Rachats et concentrations secouent la presse américaine, en pleine déroute face à la concurrence d'Internet, poussant de nombreux journaux à chercher leur salut dans un nouveau «journalisme citoyen», écrit par des lecteurs et témoins de la rue, comme les blogues d'Internet.

Rachats et concentrations secouent la presse américaine, en pleine déroute face à la concurrence d'Internet, poussant de nombreux journaux à chercher leur salut dans un nouveau «journalisme citoyen», écrit par des lecteurs et témoins de la rue, comme les blogues d'Internet.

Derniers exemples de la fragilité financière de la presse, le rachat jeudi du magazine Reader's Digest et la bataille pour le rachat du Tribune, groupe possèdant 11 journaux dont l'influent Los Angeles Times. Le rédacteur en chef du LA Times, Dean Baquet, vient de démissionner plutôt que d'accepter de nouvelles réductions d'effectifs, devenues courantes dans tous les journaux.

La presse américaine voit chuter son lectorat au profit des actualités gratuites et personnalisées disponibles sur Internet. Selon la Newspaper Association of America, la diffusion des quotidiens a encore baissé de 2,8% sur la période avril-septembre 2006.

Un récent sondage a montré que 49,9% des adultes américains lisent un quotidien, contre 58,6% en 1998.

L'an dernier ont été supprimés encore des milliers d'emplois dans les rédactions -- le Washington Post a annoncé mardi de nouvelle coupes -- et la plupart des groupes de presse cotés en Bourse ont vu leur cours chuter.

Mais cela n'empêche pas plusieurs milliardaires et groupes de médias de s'intéresser au groupe Tribune, l'homme d'affaires David Geffen convoite le Los Angeles Times et Jack Welch, ex-patron de GE, le Boston Globe.

La concentration s'était accélérée début 2006, avec le rachat du groupe Knight Ridder et de ses 90 publications par son rival McClatchy.

Mais les journaux tentent de trouver un nouveau modèle à l'heure de l'Internet alors que certains experts prédisent la disparition de la presse imprimée d'ici quelques d'années.

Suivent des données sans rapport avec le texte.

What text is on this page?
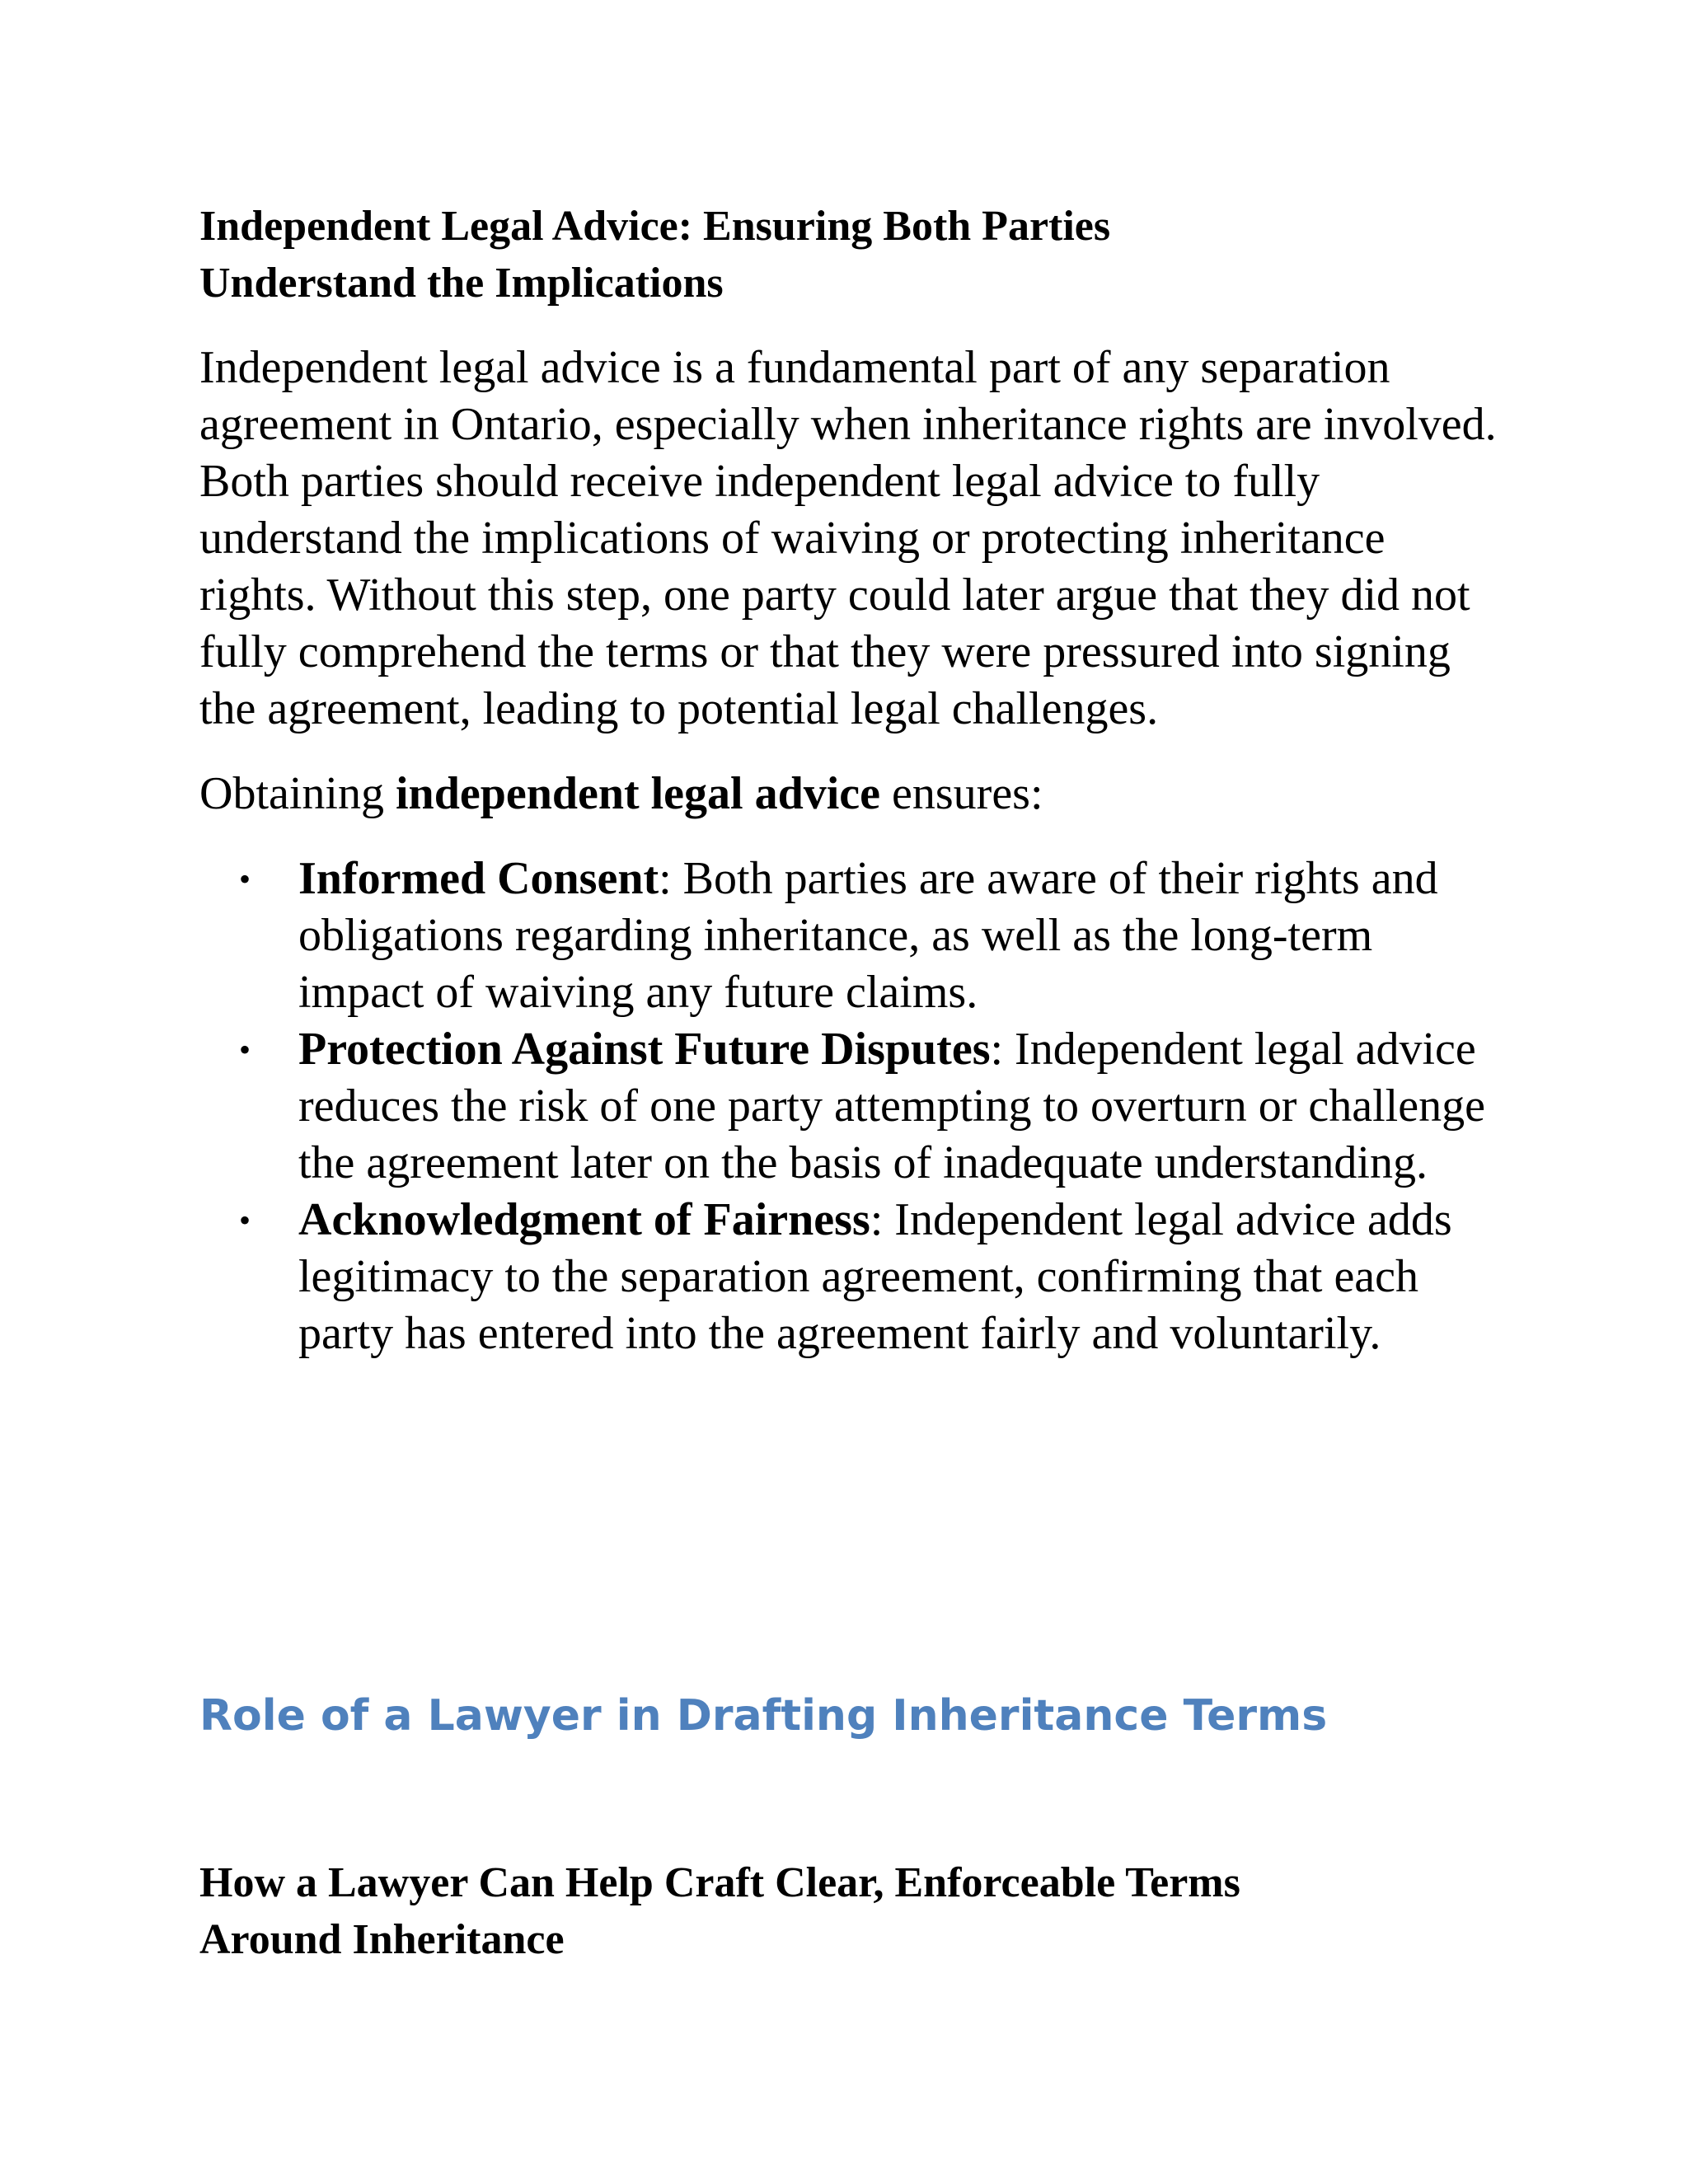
Independent Legal Advice: Ensuring Both Parties
Understand the Implications

Independent legal advice is a fundamental part of any separation agreement in Ontario, especially when inheritance rights are involved. Both parties should receive independent legal advice to fully understand the implications of waiving or protecting inheritance rights. Without this step, one party could later argue that they did not fully comprehend the terms or that they were pressured into signing the agreement, leading to potential legal challenges.

Obtaining independent legal advice ensures:

• Informed Consent: Both parties are aware of their rights and obligations regarding inheritance, as well as the long-term impact of waiving any future claims.
• Protection Against Future Disputes: Independent legal advice reduces the risk of one party attempting to overturn or challenge the agreement later on the basis of inadequate understanding.
• Acknowledgment of Fairness: Independent legal advice adds legitimacy to the separation agreement, confirming that each party has entered into the agreement fairly and voluntarily.
Role of a Lawyer in Drafting Inheritance Terms
How a Lawyer Can Help Craft Clear, Enforceable Terms
Around Inheritance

«Les journaux sont en grave crise. Internet leur prend des lecteurs, des recettes publicitaires, distribue du contenu gratuit, habitue les jeunes à un type d'information sans journalistes. Or les journaux sont très importants pour la société», a commenté à l'AFP John Carroll, ex-rédacteur en chef du LA Times.

«Il faut trouver de nouveaux modèles économiques. J'aimerais avoir les réponses, mais je ne vois pas d'issue. Je suis très inquiet», concède-t-il.

Les journaux essaient donc de se réinventer pour regagner des lecteurs. Créer des sites Internet ne suffit pas à financer une rédaction car ils ne rapportent que 7% des recettes publicitaires. Il faudra 30 ans pour qu'ils en rapportent 50%, selon l'analyste de Merrill Lynch, Lauren Fine.

Aussi de plus en plus de journaux misent sur ce qui a fait le succès des blogues, les contributions directes des lecteurs: ils ouvrent leurs colonnes à un «journalisme citoyen», amateur, bénévole, dans un mélange avec les professionnels appelé «pro-am».

Gannett, le premier groupe de presse américain (90 journaux dont USA Today) a décidé d'incorporer des commentaires de lecteurs et de blogues dans ses journaux, et de faire rédiger des articles spécialisés par des amateurs éclairés comme des ingénieurs retraités ou des avocats.

Plusieurs sites revendiquent ce journalisme non professionnel, comme Nowpublic, qui dit disposer de 31 000 «journalistes citoyens» dans 130 pays. Le site d'actualités de Yahoo! intègre désormais blogues et photos personnelles et CNN fait maintenant défiler en boucle des mails de lecteurs.

De quoi encore affaiblir le journalisme professionnel, notamment le journalisme d'investigation, peu compatible avec les exigences financières des actionnaires des journaux, s'inquiètent de nombreux professionnels.

Même les «nouveaux médias», qui très souvent se contentent de commenter les nouvelles rapportées par les médias classiques, craignent la mort des «vieux»: l'un des blogues les plus lus des États-Unis, le Huffington Post, vient de publier un appel à «sauver le journalisme américain».